For a bottom pattern, a stop loss can be placed below the tweezers' lows. For a topping pattern, the stop can be placed above the tweezers' highs. Tweezers do not provide a profit target, so the target must be based on other factors, such as the trend and overall momentum.
In Figure 4, the trend is up, so when bottoming tweezers occur in a pullback, it marks a potential entry (green circle). The red horizontal line marks the stop level, placed just below the lows of the pattern. Stops are particularly useful with tweezers because they can often be set close to the entry point. That usually means small losses if the security goes the wrong way.

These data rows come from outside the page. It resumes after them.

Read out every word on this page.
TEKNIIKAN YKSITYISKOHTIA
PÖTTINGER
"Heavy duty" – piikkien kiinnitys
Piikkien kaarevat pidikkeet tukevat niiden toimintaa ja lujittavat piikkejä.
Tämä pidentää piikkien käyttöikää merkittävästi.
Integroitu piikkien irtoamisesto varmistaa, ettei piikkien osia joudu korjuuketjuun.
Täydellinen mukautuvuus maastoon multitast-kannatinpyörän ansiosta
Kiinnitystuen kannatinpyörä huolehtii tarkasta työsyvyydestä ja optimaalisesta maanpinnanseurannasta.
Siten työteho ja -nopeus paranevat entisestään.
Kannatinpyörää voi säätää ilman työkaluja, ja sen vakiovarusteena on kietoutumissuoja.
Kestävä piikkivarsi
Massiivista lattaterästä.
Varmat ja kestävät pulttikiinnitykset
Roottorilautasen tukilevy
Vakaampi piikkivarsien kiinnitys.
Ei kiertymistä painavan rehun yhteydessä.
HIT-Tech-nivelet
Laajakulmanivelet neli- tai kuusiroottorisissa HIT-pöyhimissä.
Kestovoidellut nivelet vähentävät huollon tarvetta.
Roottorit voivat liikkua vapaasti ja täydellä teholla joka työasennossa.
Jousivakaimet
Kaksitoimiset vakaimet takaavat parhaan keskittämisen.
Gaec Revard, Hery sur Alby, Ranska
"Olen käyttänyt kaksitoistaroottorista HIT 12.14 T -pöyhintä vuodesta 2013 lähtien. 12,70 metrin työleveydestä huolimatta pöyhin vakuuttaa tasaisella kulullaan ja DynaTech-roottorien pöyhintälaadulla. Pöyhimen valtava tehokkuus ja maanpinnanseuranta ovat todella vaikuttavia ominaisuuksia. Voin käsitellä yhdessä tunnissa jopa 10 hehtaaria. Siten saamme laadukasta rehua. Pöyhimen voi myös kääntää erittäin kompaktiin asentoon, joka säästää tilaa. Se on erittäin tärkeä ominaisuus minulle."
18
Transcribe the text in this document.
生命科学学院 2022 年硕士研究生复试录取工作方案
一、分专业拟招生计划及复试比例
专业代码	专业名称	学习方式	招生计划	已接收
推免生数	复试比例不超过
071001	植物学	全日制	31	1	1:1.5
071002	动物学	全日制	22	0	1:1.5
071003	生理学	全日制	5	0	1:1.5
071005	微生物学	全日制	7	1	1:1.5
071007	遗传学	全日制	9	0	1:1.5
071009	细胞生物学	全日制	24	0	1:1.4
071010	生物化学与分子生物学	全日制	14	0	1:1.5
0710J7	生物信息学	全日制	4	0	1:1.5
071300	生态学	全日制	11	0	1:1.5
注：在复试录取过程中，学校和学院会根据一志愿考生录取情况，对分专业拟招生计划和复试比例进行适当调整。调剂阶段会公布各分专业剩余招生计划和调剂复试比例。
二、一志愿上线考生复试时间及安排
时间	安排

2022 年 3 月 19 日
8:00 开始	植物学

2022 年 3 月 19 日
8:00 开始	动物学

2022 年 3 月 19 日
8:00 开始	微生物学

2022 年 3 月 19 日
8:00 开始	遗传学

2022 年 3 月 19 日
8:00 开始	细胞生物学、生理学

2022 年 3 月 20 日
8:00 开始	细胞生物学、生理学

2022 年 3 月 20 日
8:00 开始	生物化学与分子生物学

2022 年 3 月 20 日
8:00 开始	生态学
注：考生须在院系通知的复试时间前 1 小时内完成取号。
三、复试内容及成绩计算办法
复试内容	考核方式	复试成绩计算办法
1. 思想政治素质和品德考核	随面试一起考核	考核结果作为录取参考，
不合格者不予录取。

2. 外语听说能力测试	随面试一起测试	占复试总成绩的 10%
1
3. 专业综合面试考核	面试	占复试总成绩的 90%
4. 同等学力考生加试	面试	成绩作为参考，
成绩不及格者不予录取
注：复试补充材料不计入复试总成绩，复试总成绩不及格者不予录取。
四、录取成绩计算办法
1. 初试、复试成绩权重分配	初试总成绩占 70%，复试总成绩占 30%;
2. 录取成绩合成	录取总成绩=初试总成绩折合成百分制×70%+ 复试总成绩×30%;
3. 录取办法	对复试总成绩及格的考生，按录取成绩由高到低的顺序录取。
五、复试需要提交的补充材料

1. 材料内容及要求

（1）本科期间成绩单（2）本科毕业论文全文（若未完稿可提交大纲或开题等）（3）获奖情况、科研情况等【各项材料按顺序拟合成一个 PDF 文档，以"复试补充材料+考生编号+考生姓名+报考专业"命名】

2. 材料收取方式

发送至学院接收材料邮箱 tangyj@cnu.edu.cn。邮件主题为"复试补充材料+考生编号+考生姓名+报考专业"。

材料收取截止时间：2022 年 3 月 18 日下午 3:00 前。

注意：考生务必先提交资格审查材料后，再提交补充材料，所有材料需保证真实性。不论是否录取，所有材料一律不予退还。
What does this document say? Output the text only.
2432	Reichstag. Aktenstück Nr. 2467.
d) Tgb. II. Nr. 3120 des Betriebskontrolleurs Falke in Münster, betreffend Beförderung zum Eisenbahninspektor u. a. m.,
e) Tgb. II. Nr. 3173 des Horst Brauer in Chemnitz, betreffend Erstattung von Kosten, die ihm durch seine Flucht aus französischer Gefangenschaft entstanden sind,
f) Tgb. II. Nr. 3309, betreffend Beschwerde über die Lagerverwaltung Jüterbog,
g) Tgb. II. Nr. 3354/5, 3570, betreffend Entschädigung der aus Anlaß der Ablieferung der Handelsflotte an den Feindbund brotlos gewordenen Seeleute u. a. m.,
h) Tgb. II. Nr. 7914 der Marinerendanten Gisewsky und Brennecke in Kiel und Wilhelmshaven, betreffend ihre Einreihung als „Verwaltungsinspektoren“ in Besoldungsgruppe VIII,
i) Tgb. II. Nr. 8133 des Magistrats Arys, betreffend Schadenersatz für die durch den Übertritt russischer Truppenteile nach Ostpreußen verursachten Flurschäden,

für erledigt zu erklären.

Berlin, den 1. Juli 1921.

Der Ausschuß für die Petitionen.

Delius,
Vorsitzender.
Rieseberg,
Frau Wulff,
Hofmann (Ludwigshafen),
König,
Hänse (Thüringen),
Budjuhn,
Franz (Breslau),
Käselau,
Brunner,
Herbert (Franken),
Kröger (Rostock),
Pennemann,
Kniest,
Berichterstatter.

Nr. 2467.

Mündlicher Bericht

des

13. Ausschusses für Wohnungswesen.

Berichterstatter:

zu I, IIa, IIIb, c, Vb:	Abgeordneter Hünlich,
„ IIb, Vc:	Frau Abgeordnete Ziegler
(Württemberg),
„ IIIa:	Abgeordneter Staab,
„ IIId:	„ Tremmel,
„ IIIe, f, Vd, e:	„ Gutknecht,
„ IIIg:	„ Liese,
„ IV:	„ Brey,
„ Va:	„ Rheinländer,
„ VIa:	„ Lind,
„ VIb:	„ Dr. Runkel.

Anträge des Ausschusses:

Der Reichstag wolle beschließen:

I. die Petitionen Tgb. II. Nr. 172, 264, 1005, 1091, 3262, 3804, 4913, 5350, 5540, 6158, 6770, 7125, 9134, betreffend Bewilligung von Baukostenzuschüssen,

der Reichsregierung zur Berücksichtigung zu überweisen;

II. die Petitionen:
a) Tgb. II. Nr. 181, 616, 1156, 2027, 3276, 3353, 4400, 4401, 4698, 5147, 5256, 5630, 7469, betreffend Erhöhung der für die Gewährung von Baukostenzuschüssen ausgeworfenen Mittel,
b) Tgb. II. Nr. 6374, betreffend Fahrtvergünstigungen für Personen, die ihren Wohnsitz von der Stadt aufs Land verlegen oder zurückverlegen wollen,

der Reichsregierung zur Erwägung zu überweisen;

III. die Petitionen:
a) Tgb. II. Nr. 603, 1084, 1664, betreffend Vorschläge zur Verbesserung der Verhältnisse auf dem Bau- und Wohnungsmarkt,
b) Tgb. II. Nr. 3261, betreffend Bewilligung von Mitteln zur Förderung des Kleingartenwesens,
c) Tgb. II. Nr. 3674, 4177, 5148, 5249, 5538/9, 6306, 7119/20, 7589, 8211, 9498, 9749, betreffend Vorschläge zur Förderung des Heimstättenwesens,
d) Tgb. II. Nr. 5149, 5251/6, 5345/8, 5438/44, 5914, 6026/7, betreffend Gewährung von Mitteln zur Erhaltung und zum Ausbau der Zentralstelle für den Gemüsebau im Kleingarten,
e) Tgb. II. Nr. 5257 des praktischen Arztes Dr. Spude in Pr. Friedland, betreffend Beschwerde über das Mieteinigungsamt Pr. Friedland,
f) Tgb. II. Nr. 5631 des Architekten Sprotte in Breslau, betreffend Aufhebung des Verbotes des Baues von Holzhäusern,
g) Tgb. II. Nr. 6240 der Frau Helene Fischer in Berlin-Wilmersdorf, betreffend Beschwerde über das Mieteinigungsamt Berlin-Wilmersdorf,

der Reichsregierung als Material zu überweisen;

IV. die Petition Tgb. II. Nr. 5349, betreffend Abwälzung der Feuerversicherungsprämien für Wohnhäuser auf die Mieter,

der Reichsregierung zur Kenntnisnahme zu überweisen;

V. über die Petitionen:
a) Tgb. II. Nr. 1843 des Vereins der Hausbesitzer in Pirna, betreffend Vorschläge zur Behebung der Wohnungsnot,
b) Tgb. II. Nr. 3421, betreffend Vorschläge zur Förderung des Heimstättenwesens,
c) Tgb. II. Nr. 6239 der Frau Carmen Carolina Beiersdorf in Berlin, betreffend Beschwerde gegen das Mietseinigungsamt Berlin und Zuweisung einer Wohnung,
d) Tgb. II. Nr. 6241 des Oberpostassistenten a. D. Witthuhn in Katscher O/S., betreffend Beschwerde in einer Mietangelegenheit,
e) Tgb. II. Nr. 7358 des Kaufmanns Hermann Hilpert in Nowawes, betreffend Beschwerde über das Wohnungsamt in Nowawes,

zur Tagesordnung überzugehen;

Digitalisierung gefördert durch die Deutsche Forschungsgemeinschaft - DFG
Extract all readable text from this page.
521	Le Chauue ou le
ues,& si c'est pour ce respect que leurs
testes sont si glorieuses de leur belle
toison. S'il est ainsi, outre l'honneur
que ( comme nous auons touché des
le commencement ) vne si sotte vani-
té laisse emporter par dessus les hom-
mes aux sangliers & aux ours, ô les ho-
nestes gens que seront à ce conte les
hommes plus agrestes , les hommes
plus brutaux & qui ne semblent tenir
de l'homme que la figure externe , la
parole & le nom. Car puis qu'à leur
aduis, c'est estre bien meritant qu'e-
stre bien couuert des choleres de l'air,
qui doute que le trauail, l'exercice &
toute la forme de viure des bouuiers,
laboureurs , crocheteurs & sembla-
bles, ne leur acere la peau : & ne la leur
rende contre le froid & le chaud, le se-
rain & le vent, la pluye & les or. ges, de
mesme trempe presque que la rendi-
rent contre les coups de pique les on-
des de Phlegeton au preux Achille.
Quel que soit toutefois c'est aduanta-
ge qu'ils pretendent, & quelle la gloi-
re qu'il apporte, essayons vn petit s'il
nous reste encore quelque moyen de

Using overall trend analysis and other indicators will help spot tweezers at points on the chart where it makes sense to trade them. Tweezers that occur near major support or resistance levels also provide trade signals that may appeal to traders. Those patterns indicate that the support or resistance has helped. Now, the price is likely to move away from the area.
The Bottom Line
A tweezers top is when two candles occur back to back with very similar highs. A tweezers bottom occurs when two candles, back to back, occur with very similar lows. The pattern is more important when there is a strong shift in momentum between the first candle and the second. For trading purposes, these patterns are best used to indicate the end of a pullback, signaling a trade in the trend's overall direction. A stop-loss can be placed below a tweezers bottom and above a tweezers top.
However, no pattern is perfect, and a tweezers pattern doesn't always create a reversal. Use the candles that occur after the pattern to confirm short-term reversal signals. Practice both spotting and trading tweezers before initiating tweezers trades with real capital.